DriveABLE Information Guide
What do I do if my patient is referred for a DriveABLE assessment?
If the Office of the Superintendent of Motor Vehicles (OSMV) refers your patient for a DriveABLE assessment, OSMV will send your patient a letter directing your patient to call the toll-free DriveABLE Access Line (1-888-475-4666) to book an appointment. In addition, if DriveABLE has your contact information, you will be sent a notification alerting you that OSMV has sent your patient a letter referring them to DriveABLE. Unlike in most other jurisdictions, in British Columbia, OSMV pays for all DriveABLE assessments which OSMV requests.
If DriveABLE has you listed as your patient’s physician and your patient does not pass the in-office assessment (DCAT), you will receive a notification that your patient has been referred for a DriveABLE on-road evaluation (DORE). This notification is for information purposes only; you do not need to take any action at that time.

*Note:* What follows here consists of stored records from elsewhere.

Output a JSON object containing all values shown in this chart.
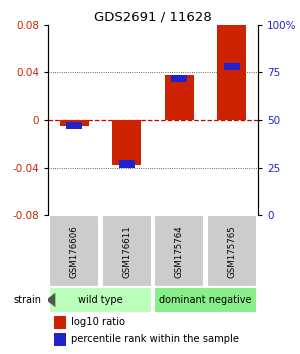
{
  "title": "GDS2691 / 11628",
  "samples": [
    "GSM176606",
    "GSM176611",
    "GSM175764",
    "GSM175765"
  ],
  "log10_ratio": [
    -0.005,
    -0.038,
    0.038,
    0.08
  ],
  "percentile_rank": [
    47,
    27,
    72,
    78
  ],
  "groups": [
    {
      "label": "wild type",
      "indices": [
        0,
        1
      ],
      "color": "#bbffbb"
    },
    {
      "label": "dominant negative",
      "indices": [
        2,
        3
      ],
      "color": "#88ee88"
    }
  ],
  "ylim": [
    -0.08,
    0.08
  ],
  "yticks_left": [
    -0.08,
    -0.04,
    0,
    0.04,
    0.08
  ],
  "yticks_right": [
    0,
    25,
    50,
    75,
    100
  ],
  "bar_color_red": "#cc2200",
  "bar_color_blue": "#2222cc",
  "zero_line_color": "#cc0000",
  "grid_color": "#333333",
  "strain_label": "strain",
  "legend_red": "log10 ratio",
  "legend_blue": "percentile rank within the sample",
  "bar_width": 0.55
}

When your patient has completed a DriveABLE assessment, a copy of the final report will be sent to OSMV and to the physician listed on your patient’s OSMV file. Note: If a physician other than yourself is named on your patient’s OSMV file, you will not automatically be sent these results.
OSMV cognitive assessment process flow chart
An individual is always free to request OSMV to review a driver fitness determination. There is no fee associated with requesting a review, and the process of how to apply for a review is outlined in the documents which your patient will have received detailing OSMV’s decision on their medical fitness to drive.
There are two types of review – a reassessment, and an appeal.
If a driver disagrees with an earlier driver medical fitness licensing decision, they can write in and appeal the decision and request the file be reviewed. In these cases, a different adjudicator or case manager will review the existing medical information and assessment results on file.
If a driver wants a reassessment, then they must be able to provide the Superintendent’s office with new medical information indicating an improvement in their condition. An adjudicator will then review this new information and may request additional information and/or assessments.
At the conclusion of either a reassessment or an appeal, the adjudicator or case manager will notify the driver in writing either confirming the original decision or advising of a different driver fitness decision.